Heemin Chung Artists to Watch
By Margaret Carrigan
At the core of Heemin Chung’s conceptual practice is a captivation with perception and how technology can both expand and limit what we see. Yet as more aspects of our lives move online, the Seoul-based artist attempts to draw the digital domain back into the analog world.
Using digitized images as a starting point, Chung creates densely layered paintings with a signature semiopaque gel. The membrane-like sheets form haunting, sculptural shapes and landscapes that evoke a sense of loss. The thin veils of acrylic capture sensory ruptures—or “errors,” as she puts it—that are established by the increased replication of the material world in pixels.
“Digitality enables us to explore realms that we cannot physically access and offers an endlessly expanding world,” states the artist. However, it is also superficial, and our bodily senses are rendered obsolete. There is “a paralyzed sense of time,” she says, with no past, no future, essentially an infinite existence.

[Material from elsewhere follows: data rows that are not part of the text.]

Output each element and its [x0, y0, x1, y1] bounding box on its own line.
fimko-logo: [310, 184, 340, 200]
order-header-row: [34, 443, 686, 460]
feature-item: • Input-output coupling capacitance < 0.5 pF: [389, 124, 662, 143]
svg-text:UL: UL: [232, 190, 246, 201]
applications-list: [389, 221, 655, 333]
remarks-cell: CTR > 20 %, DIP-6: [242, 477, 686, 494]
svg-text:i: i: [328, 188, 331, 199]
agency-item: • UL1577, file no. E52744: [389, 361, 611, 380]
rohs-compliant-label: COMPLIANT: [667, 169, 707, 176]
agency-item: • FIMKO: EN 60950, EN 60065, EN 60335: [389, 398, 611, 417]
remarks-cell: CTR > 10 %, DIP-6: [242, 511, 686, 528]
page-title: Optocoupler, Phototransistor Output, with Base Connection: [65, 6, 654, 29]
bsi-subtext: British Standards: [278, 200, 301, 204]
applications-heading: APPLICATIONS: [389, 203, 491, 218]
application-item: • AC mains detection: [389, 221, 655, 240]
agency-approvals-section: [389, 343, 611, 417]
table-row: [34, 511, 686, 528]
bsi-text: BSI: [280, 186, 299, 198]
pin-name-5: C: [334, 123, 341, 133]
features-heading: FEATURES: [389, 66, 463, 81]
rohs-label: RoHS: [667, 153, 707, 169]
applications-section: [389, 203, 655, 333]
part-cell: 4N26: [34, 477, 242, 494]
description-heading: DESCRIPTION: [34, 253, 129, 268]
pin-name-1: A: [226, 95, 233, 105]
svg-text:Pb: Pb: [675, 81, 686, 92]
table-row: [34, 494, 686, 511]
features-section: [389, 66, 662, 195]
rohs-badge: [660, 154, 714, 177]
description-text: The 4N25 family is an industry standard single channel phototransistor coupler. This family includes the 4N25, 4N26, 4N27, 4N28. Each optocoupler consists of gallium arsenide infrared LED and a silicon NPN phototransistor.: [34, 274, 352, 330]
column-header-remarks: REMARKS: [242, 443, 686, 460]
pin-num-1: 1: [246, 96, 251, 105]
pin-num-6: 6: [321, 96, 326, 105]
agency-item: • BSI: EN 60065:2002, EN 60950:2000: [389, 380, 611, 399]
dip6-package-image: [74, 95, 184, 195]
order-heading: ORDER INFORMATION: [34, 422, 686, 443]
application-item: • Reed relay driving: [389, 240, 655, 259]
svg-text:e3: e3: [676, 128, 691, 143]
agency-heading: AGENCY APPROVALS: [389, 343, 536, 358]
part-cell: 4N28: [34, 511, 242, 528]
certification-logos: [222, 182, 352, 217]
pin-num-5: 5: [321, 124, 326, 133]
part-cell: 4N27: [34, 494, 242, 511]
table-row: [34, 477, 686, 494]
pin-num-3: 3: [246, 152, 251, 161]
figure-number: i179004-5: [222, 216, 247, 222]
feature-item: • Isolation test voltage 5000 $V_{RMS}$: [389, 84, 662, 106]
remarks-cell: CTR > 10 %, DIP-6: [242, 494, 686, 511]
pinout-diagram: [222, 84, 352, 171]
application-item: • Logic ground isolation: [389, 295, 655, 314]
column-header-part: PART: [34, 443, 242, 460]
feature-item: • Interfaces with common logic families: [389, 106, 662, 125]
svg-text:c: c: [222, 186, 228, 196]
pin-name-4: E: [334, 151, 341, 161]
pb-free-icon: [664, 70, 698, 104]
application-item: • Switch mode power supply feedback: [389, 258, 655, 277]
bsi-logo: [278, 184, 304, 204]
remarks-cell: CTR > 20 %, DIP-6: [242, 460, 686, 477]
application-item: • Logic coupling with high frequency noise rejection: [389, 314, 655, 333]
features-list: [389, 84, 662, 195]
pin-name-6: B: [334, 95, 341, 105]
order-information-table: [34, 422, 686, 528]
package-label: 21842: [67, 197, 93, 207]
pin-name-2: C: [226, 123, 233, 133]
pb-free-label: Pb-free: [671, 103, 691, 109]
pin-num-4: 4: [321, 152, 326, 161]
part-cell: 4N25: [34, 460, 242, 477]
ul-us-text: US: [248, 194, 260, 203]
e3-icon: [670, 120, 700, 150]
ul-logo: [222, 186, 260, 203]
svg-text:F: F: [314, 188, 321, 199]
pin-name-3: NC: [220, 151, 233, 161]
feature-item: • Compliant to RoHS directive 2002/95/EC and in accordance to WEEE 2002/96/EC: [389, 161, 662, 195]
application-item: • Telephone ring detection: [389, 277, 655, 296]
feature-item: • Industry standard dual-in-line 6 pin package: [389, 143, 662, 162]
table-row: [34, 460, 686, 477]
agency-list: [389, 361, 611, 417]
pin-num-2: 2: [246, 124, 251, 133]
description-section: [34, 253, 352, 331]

Chung’s abstracted canvases have yielded a dedicated following in her native South Korea, and over the past few years, her work has been shown widely in the region, including at the 2022 Busan Biennale, the Doosan Art Center, and the Nam-Seoul Museum of Art. In 2023, Thaddaeus Ropac began representing the artist, bringing her oeuvre to the international stage for the first time at the gallery’s Art Basel Hong Kong booth earlier this year.